Micah Kubic, executive director of the American Civil Liberties Union of Florida, said the proposal was an attack on protesters.

Kubic said that DeSantis has chosen to respond to this moment by unveiling an undemocratic and unconstitutional bill that would freeze free speech. Kubic noted that this would instill fear into people who have been advocating against injustice.

She added that the plan to strip protesters of the right to bail until their first court appearance would remove "fundamental due process." DeSantis is a close ally of President Donald Trump.

Florida's protests have not reached the size of many others happening across the country.

In Portland, protests resumed once again on Friday night after pausing for roughly a week due to wildfires. One local civil rights leader said demonstrations were not going to stop because of the fires.

Rev. E.D. Mondaine, president of Portland's chapter of the NAACP, said that fire would not smoke them out. Until Friday, Portland streets had remained quiet due to the smoke-filled air.

"The fires started last week, and the air started getting so bad, it made street protests impossible," Olivia Katbi Smith, co-chair of the Democratic Socialists of America Portland chapter, said in a report.

Meanwhile, videos that recently spread online showed some federal agents in Portland without clearly visible identification rounded up protesters and loaded them into unmarked cars. 

Congress was prompted to demand the Department of Homeland Security (DHS) to disclose information about the operation.

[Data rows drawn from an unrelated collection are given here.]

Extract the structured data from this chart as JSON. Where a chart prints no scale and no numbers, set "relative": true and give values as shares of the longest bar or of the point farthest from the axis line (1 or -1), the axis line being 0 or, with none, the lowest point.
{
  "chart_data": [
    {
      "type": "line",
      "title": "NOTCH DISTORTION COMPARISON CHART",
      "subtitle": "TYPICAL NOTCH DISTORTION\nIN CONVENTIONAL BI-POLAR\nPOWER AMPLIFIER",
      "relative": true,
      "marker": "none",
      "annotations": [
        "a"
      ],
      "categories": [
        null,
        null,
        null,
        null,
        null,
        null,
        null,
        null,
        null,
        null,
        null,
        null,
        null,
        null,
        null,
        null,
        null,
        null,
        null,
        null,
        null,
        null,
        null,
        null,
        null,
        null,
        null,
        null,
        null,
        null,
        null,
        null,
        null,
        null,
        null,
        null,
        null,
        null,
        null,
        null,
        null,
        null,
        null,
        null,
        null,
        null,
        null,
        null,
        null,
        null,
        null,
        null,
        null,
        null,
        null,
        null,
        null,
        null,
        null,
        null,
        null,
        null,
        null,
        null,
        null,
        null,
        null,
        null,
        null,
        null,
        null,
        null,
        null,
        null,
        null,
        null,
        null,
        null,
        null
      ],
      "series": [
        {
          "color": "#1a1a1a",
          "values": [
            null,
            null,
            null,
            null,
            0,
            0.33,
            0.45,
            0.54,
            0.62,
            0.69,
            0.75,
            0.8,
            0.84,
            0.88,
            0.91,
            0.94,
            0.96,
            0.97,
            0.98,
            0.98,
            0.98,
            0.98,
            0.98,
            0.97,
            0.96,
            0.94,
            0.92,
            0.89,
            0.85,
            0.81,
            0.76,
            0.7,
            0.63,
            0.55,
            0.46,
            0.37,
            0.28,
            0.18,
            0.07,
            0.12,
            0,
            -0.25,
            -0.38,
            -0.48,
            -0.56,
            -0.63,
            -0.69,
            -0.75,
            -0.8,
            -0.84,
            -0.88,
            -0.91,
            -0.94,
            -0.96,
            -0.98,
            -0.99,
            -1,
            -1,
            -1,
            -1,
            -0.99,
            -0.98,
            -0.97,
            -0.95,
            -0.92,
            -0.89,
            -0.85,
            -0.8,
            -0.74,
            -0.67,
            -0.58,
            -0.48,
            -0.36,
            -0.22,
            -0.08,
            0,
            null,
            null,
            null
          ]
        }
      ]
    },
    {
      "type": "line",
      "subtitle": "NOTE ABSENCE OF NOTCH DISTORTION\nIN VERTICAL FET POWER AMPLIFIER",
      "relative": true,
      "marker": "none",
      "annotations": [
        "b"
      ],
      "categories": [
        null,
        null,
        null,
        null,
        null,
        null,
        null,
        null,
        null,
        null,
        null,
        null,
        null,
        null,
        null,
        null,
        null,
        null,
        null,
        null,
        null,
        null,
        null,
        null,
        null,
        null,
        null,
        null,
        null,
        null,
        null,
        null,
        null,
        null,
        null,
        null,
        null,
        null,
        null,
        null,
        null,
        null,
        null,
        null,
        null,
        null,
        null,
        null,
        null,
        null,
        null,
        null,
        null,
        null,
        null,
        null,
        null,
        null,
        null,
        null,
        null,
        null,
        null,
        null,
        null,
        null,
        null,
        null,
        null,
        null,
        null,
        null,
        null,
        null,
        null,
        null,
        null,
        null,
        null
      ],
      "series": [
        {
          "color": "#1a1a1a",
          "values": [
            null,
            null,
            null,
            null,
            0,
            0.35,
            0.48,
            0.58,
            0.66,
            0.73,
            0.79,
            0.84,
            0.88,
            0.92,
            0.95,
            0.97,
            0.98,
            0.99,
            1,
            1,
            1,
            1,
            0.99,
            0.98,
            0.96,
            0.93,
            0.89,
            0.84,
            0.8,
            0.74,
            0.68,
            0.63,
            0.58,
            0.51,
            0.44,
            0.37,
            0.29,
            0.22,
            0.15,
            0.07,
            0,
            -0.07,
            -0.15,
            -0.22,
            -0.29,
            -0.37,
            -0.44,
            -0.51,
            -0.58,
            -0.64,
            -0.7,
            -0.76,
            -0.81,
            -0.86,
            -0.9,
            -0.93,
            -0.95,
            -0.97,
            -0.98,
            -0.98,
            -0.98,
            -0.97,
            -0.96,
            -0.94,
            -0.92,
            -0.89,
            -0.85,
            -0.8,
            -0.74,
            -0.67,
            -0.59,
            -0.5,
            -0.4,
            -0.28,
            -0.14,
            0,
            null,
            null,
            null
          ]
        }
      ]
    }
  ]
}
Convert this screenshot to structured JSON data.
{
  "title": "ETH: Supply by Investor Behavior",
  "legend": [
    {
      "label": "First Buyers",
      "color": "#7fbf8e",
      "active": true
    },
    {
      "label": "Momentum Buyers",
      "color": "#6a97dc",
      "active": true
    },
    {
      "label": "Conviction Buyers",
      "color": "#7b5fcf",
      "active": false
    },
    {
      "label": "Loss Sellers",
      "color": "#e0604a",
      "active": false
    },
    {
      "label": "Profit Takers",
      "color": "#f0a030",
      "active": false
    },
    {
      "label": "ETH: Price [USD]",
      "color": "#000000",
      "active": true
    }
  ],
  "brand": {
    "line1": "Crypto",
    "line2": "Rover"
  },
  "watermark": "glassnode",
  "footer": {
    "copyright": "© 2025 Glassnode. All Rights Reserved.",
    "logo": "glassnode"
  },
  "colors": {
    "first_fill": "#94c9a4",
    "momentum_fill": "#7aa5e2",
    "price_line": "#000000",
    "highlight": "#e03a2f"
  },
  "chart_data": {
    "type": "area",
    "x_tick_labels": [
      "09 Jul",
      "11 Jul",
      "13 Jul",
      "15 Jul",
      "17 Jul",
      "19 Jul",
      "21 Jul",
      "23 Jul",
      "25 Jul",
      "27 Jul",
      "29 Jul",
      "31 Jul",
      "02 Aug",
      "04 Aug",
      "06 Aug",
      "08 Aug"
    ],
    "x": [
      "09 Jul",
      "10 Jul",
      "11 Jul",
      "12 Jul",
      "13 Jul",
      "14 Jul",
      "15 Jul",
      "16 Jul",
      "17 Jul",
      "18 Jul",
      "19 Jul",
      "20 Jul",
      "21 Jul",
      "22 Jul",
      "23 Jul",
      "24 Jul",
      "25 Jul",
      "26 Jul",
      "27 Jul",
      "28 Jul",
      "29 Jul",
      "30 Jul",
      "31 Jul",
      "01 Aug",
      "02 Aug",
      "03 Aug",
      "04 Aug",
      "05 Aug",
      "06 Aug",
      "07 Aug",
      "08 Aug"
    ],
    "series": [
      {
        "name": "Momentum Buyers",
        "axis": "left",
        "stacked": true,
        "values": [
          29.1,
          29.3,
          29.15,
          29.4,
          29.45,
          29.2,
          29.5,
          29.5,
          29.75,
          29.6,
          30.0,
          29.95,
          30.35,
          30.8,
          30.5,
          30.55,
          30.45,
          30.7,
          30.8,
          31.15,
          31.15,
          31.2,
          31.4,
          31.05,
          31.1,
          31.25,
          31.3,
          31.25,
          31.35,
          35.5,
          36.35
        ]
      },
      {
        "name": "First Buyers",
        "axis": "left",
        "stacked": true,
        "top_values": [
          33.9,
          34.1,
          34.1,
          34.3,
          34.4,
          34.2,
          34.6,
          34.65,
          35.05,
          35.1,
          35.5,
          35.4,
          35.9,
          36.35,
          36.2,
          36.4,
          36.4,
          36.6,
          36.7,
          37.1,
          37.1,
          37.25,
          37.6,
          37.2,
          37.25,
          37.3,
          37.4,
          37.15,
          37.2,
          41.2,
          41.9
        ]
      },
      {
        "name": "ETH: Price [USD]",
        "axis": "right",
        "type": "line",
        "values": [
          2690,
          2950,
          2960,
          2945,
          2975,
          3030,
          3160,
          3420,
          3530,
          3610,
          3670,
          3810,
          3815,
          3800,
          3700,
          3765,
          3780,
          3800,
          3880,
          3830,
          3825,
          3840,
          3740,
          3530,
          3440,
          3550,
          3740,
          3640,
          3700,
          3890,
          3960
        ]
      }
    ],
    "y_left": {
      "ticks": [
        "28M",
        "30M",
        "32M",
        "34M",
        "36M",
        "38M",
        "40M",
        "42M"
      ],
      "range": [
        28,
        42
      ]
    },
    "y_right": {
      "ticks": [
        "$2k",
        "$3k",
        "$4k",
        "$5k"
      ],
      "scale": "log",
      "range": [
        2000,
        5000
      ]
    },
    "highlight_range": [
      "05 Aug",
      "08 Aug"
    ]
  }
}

However, the DHS never opened up to the public about the full extent of its intelligence operations in Portland.

Its operations reportedly consisted of clandestine activities such as interceptions of protesters' phone calls done by a task force that included federal agencies aside from the DHS.

Previous reports said that the DHS's intelligence division generated intelligence reports on several prominent journalists covering the protests.

Shortly after the Congress' probed, DHS shocked the national security by removing its high-ranking undersecretary as chief of I&A, Brian Murphy.

Murphy had served as a member of the rarefied Intelligence Community and is authorized to handle highly classified information about security threats to the country.

"He did not get reassigned over some unclassified program. That is a convenient story, but that isn't what's going on," a former senior DHS I&A intelligence officer, who has served under Murphy, said in a report.